7 B / 7 B [=======================================] 100.00% 0s
Downloaded main.tf
Giving back
Now I’d done the digging, I wanted to help out the next person who was doing this. So I contributed an example back to the aws-sdk-go repo using the pb
package
The maintainers asked to remove the dependency on the pb
package, as they wanted the code not to pull in external packages if possible, which makes sense.
So after a bit of refeactoring, I ended up with this:
// progressWriter tracks the download progress of a file from S3 to a file
// as the writeAt method is called, the byte size is added to the written total,
// and then a log is printed of the written percentage from the total size
// it looks like this on the command line:
// 2019/02/22 12:59:15 File size:35943530 downloaded:16360 percentage:0%
// 2019/02/22 12:59:15 File size:35943530 downloaded:16988 percentage:0%
// 2019/02/22 12:59:15 File size:35943530 downloaded:33348 percentage:0%
type progressWriter struct {
written int64
writer io.WriterAt
size int64
}
func (pw *progressWriter) WriteAt(p []byte, off int64) (int, error) {
atomic.AddInt64(&pw.written, int64(len(p)))
percentageDownloaded := int(float32(pw.written*100) / float32(pw.size))
log.Printf("File size:%d downloaded:%d percentage:%d%% \n", pw.size, pw.written, percentageDownloaded)
return pw.writer.WriteAt(p, off)
}
filename := parseFilename(key)
sess, err := session.NewSession()
if err != nil {
panic(err)
}
s3Client := s3.New(sess)
downloader := s3manager.NewDownloader(sess)

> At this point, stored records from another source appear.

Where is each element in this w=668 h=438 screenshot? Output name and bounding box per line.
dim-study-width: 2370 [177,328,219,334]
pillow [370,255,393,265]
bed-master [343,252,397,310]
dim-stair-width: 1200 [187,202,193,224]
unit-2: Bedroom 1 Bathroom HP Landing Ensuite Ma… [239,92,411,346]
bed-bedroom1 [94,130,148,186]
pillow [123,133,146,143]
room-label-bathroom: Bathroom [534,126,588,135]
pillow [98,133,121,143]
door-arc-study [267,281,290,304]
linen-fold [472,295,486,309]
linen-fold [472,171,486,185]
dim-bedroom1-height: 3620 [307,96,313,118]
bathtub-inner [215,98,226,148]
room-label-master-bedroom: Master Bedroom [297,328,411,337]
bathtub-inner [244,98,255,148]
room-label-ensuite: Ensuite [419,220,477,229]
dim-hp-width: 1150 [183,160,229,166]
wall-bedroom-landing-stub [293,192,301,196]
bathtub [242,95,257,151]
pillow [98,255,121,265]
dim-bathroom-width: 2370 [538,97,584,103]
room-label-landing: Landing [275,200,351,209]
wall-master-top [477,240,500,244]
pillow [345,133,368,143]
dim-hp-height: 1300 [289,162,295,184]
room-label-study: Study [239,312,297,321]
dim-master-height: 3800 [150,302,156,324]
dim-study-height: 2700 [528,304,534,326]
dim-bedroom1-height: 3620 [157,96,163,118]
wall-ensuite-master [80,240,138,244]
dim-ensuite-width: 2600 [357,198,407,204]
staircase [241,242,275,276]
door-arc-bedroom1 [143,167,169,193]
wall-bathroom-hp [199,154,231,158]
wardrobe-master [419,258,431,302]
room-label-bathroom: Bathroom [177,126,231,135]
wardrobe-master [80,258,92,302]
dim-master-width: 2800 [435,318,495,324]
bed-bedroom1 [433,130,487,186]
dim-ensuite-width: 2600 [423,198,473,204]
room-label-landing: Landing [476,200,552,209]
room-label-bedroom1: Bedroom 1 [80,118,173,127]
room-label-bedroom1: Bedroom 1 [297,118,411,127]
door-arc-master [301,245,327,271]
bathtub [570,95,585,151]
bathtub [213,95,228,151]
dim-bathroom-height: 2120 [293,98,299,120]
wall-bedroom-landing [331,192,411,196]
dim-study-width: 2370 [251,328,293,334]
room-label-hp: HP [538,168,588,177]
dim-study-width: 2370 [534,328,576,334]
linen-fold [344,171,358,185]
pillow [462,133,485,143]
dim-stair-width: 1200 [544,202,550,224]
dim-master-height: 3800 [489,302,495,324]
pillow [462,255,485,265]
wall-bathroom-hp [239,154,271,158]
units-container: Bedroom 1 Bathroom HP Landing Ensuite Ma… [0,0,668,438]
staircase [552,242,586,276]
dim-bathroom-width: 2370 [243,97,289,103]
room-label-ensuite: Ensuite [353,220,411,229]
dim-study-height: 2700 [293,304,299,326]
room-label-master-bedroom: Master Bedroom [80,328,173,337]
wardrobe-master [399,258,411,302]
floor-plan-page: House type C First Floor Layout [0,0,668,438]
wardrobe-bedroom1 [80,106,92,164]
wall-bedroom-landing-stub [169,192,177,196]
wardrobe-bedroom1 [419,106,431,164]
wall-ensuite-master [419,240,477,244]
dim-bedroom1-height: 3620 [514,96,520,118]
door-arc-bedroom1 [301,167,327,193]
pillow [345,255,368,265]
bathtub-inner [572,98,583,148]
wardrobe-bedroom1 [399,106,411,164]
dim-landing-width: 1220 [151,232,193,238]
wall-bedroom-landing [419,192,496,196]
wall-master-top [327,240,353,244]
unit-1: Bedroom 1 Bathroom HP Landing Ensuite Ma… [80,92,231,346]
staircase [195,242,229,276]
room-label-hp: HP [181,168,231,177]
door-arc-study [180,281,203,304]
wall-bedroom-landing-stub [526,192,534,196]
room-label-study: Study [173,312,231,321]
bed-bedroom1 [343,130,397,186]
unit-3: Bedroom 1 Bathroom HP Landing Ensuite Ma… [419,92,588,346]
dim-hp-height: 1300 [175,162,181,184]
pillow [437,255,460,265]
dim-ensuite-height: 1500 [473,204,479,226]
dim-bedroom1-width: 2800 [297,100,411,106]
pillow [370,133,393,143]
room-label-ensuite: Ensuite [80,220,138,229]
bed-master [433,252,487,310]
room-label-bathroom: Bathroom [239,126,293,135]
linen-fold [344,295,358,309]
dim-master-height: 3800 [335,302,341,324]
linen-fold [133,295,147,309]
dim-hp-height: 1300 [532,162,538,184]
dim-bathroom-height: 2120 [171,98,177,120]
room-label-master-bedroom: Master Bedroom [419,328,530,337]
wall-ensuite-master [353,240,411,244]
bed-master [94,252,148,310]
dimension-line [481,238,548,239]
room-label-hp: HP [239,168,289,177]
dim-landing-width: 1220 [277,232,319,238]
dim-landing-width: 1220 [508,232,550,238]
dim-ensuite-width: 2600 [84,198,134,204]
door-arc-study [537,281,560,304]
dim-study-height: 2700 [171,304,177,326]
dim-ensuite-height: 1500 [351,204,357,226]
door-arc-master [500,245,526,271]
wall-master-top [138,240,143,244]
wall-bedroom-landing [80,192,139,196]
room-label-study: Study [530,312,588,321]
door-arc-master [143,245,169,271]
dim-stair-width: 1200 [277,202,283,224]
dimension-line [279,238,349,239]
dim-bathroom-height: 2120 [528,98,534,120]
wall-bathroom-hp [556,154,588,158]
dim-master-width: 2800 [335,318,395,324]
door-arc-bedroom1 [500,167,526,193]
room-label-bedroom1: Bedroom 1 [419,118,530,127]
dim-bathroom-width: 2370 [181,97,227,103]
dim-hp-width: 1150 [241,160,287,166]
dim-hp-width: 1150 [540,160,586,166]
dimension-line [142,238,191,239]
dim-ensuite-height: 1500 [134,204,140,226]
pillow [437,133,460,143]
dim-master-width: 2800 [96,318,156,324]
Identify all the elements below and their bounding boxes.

size, err := getFileSize(s3Client, bucket, key)
if err != nil {
panic(err)
}
log.Printf("File size is: %s", byteCountDecimal(size))
cwd, err := os.Getwd()
if err != nil {
panic(err)
}
temp, err := ioutil.TempFile(cwd, "getObjWithProgress-tmp-")

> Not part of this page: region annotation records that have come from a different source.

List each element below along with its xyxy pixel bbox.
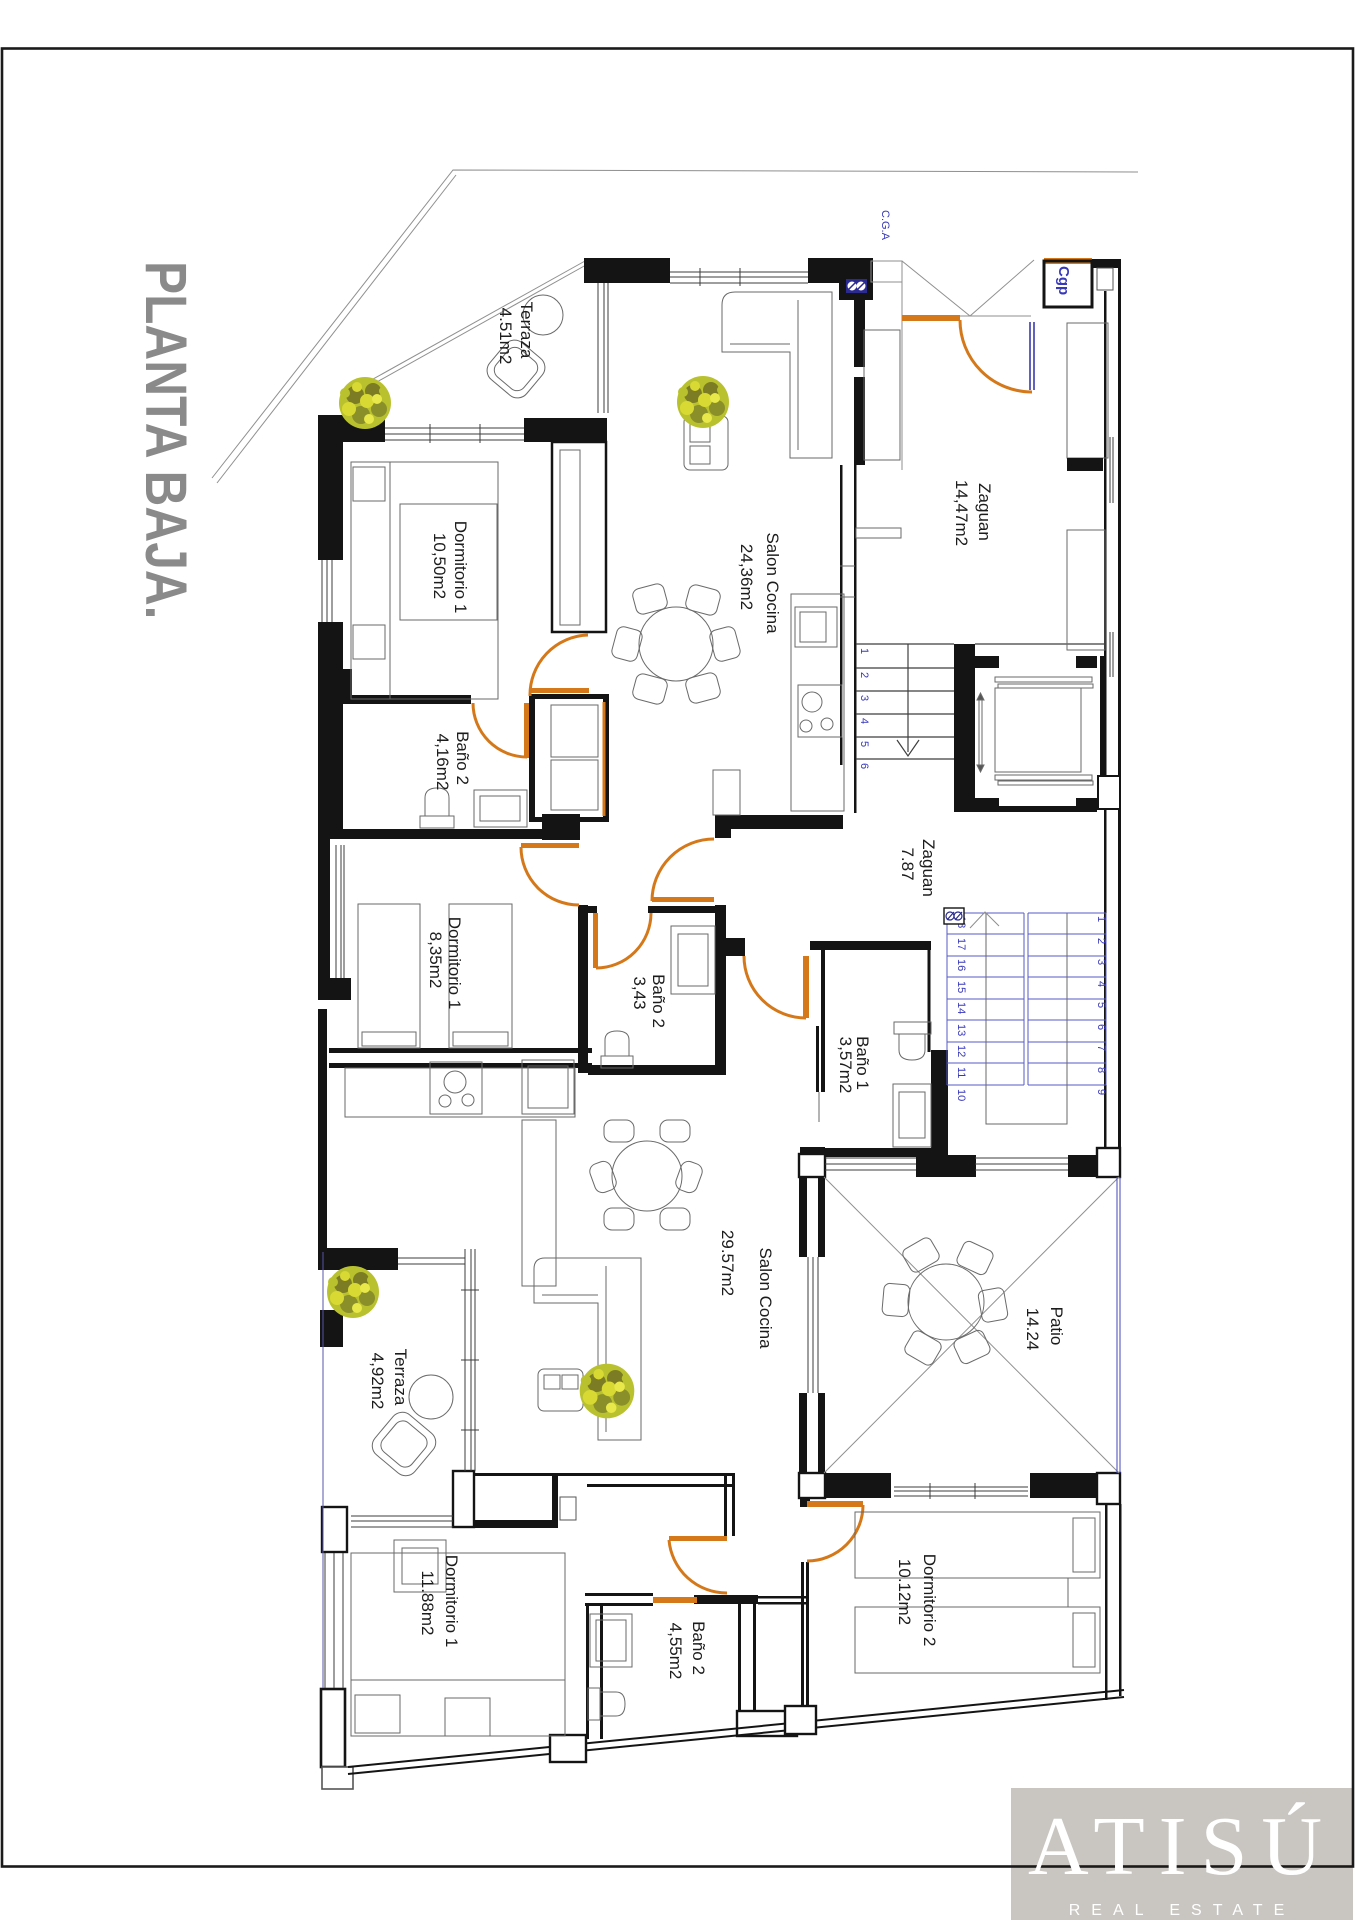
svg-text:29.57m2: 29.57m2	[718, 1230, 737, 1296]
svg-text:7: 7	[1095, 1045, 1107, 1051]
svg-text:7.87: 7.87	[898, 847, 917, 880]
svg-text:12: 12	[955, 1045, 967, 1057]
svg-text:Dormitorio 2: Dormitorio 2	[920, 1554, 939, 1647]
svg-text:11: 11	[955, 1067, 967, 1078]
svg-text:3,57m2: 3,57m2	[836, 1037, 855, 1094]
svg-text:4,16m2: 4,16m2	[433, 734, 452, 791]
svg-text:15: 15	[955, 981, 967, 993]
svg-text:4.51m2: 4.51m2	[496, 308, 515, 365]
svg-text:1: 1	[858, 648, 870, 654]
svg-text:3,43: 3,43	[630, 976, 649, 1009]
svg-text:3: 3	[858, 695, 870, 701]
svg-text:2: 2	[858, 672, 870, 678]
svg-text:10.12m2: 10.12m2	[895, 1559, 914, 1625]
svg-text:Dormitorio 1: Dormitorio 1	[445, 917, 464, 1010]
svg-text:Terraza: Terraza	[391, 1349, 410, 1406]
svg-text:REAL ESTATE: REAL ESTATE	[1069, 1902, 1296, 1919]
svg-text:17: 17	[955, 938, 967, 950]
svg-text:10,50m2: 10,50m2	[430, 533, 449, 599]
svg-text:PLANTA BAJA.: PLANTA BAJA.	[133, 261, 197, 619]
svg-text:14.24: 14.24	[1023, 1308, 1042, 1351]
svg-text:Dormitorio 1: Dormitorio 1	[451, 521, 470, 614]
svg-text:4,92m2: 4,92m2	[368, 1353, 387, 1410]
svg-text:4: 4	[1095, 981, 1107, 987]
svg-text:2: 2	[1095, 938, 1107, 944]
svg-text:8: 8	[1095, 1067, 1107, 1073]
svg-text:1: 1	[1095, 916, 1107, 922]
svg-text:4,55m2: 4,55m2	[666, 1623, 685, 1680]
svg-text:8,35m2: 8,35m2	[426, 932, 445, 989]
svg-text:11.88m2: 11.88m2	[418, 1571, 437, 1636]
svg-text:6: 6	[1095, 1024, 1107, 1030]
svg-text:24,36m2: 24,36m2	[737, 544, 756, 610]
svg-text:Patio: Patio	[1047, 1307, 1066, 1346]
svg-text:13: 13	[955, 1024, 967, 1036]
svg-text:C.G.A: C.G.A	[879, 210, 891, 241]
svg-text:Salon Cocina: Salon Cocina	[756, 1247, 775, 1349]
svg-text:Terraza: Terraza	[517, 302, 536, 359]
svg-text:ATISÚ: ATISÚ	[1028, 1800, 1336, 1893]
svg-text:Baño 2: Baño 2	[453, 731, 472, 785]
svg-text:Baño 2: Baño 2	[689, 1621, 708, 1675]
svg-text:Cgp: Cgp	[1055, 266, 1072, 295]
svg-text:5: 5	[1095, 1002, 1107, 1008]
svg-text:16: 16	[955, 959, 967, 971]
svg-text:Baño 2: Baño 2	[649, 974, 668, 1028]
svg-text:4: 4	[858, 718, 870, 724]
svg-text:Dormitorio 1: Dormitorio 1	[442, 1555, 461, 1648]
svg-text:9: 9	[1095, 1089, 1107, 1095]
svg-text:14,47m2: 14,47m2	[952, 480, 971, 546]
svg-text:6: 6	[858, 763, 870, 769]
svg-text:Zaguan: Zaguan	[919, 839, 938, 897]
svg-text:14: 14	[955, 1002, 967, 1014]
svg-text:10: 10	[955, 1089, 967, 1101]
svg-text:3: 3	[1095, 959, 1107, 965]
svg-text:Salon Cocina: Salon Cocina	[763, 532, 782, 634]
svg-text:Zaguan: Zaguan	[975, 483, 994, 541]
svg-text:5: 5	[858, 741, 870, 747]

tempfileName := temp.Name()
if err != nil {
panic(err)
}
writer := &progressWriter{writer: temp, size: size, written: 0}
params := &s3.GetObjectInput{
Bucket: aws.String(bucket),
Key: aws.String(key),
}
if _, err := downloader.Download(writer, params); err != nil {
log.Printf("Download failed! Deleting tempfile: %s", tempfileName)
os.Remove(tempfileName)
panic(err)
}
if err := temp.Close(); err != nil {
panic(err)
}
if err := os.Rename(temp.Name(), filename); err != nil {
panic(err)
}
log.Printf("File downloaded! Available at: %s", filename)
Which gives a noisier output (as it writes every time a bite is written) but works without external dependencies:
2019/02/22 12:59:15 File size:35943530 downloaded:16360 percentage:0%
2019/02/22 12:59:15 File size:35943530 downloaded:16988 percentage:0%
2019/02/22 12:59:15 File size:35943530 downloaded:33348 percentage:0%
That got merged, and hopefully it can help someone in the future!
Conclusion
This whole attempt to was a great way of learning how writerAt
worked and hopefully my example helps out the next person who wants to implement a progress bar for an S3 download tool.